Every year 1,700 college students between the ages of 18 and 24 die as a result of unintentional alcohol-related injuries, according to the National Institute on Alcohol Abuse and Alcoholism.

Since 1996, at least 84 deaths as a result of alcohol poisoning have been reported.

Although the number is thought to be higher, flaws in accurate reporting have kept the totals estimated.

It is no surprise that many college students enjoy drinking and use it as a form of socializing.

But, it is important to be cautious while drinking and remember that there are possible risks involved.

When a person has consumed too much alcohol for his body type, depending on weight and height specifications, there is the possibility that he could be poisoned, a sometimes fatal result.

Cynthia Denne, University of La Verne director of student health services, provided a list of very basic symptoms that one can look for if they suspect that a person has been the victim of alcohol poisoning.

It is important to remember that a person does not have to show all of the following symptoms in order to be suffering from alcohol poisoning.

“Even one sign is enough of an emergency to call 911,” Denne said.

• The level of consciousness: is the person unconscious, semi-conscious? If they are not responsive, caution should be taken.

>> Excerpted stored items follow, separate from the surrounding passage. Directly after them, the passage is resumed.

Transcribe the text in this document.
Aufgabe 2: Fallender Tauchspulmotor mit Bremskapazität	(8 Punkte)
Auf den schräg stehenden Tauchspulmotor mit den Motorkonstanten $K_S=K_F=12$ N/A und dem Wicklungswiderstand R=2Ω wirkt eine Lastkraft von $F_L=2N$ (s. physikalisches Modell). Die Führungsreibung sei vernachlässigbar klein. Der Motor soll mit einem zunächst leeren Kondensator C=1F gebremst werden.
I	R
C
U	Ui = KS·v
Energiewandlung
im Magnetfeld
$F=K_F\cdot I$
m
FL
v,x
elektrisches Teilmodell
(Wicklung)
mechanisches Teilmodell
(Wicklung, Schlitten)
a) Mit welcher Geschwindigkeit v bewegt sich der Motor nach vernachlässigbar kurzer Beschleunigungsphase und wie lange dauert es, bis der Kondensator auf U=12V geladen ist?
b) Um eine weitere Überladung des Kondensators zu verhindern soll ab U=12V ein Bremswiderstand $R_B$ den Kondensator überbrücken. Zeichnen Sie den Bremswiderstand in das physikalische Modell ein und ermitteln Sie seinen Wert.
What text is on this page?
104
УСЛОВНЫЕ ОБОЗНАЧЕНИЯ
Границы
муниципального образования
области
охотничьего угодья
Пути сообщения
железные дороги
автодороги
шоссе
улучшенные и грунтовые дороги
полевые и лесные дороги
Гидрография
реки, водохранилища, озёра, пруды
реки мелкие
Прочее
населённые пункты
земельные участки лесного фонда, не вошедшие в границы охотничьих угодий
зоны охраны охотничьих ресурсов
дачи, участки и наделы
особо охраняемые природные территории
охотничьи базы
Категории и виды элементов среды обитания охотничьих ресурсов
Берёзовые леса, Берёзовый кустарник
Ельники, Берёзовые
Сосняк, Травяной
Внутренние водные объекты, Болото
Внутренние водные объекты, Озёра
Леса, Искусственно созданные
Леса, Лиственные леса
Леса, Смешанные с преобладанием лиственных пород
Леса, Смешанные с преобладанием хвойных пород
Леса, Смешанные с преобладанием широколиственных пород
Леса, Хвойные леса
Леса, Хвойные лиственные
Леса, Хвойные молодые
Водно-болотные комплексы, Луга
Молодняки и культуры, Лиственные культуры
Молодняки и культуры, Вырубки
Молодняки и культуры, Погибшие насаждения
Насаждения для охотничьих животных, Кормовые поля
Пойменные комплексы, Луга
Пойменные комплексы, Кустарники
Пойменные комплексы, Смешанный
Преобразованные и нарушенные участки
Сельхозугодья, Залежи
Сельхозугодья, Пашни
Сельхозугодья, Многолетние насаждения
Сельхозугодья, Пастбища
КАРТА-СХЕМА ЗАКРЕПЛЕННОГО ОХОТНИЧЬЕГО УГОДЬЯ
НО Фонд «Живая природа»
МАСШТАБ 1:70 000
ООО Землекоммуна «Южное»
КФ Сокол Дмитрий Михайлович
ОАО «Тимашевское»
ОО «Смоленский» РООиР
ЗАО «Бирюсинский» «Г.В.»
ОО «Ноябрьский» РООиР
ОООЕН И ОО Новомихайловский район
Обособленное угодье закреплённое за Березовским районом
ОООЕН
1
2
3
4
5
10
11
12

• Slow respiration: eight or less breaths per minute is too slow.

• Color and feel of skin: a pale or bluish skin tone or cold or clammy skin is a warning sign.

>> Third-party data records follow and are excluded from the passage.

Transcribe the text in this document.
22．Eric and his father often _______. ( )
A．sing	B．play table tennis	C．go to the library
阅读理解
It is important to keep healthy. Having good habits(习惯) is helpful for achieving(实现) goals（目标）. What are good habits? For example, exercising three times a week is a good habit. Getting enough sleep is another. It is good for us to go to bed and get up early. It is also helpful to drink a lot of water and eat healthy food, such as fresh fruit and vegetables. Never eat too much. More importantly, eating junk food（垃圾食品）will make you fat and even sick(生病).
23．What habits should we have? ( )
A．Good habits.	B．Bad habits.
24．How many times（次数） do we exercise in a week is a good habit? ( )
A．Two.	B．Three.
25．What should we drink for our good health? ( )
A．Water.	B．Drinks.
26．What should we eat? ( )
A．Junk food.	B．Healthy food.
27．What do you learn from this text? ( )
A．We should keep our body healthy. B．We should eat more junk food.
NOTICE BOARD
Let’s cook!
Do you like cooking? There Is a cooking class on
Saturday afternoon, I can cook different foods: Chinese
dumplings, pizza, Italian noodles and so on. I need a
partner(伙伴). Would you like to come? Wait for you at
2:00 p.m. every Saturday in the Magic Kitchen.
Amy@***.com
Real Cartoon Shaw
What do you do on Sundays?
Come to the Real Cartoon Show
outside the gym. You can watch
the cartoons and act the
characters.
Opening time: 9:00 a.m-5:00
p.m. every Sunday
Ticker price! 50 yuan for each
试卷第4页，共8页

• Does the person have a strong alcohol odor? This is one of the main signs specific to alcohol poisoning.

If one finds a person in any of these states, it is important to be sure to place the person in a safe, secure position to avoid aspiration problems in case of vomiting. Lay the person on his side and check to make sure there are no objects inside his mouth. Notify emergency officials immediately.

Do not assume the person will sleep it off and be fine in the morning, Denne said.

“The key is to be safe, not sorry. Once you look at the situation and assess it, make the phone call. Let the professional make the decision,” Denne said.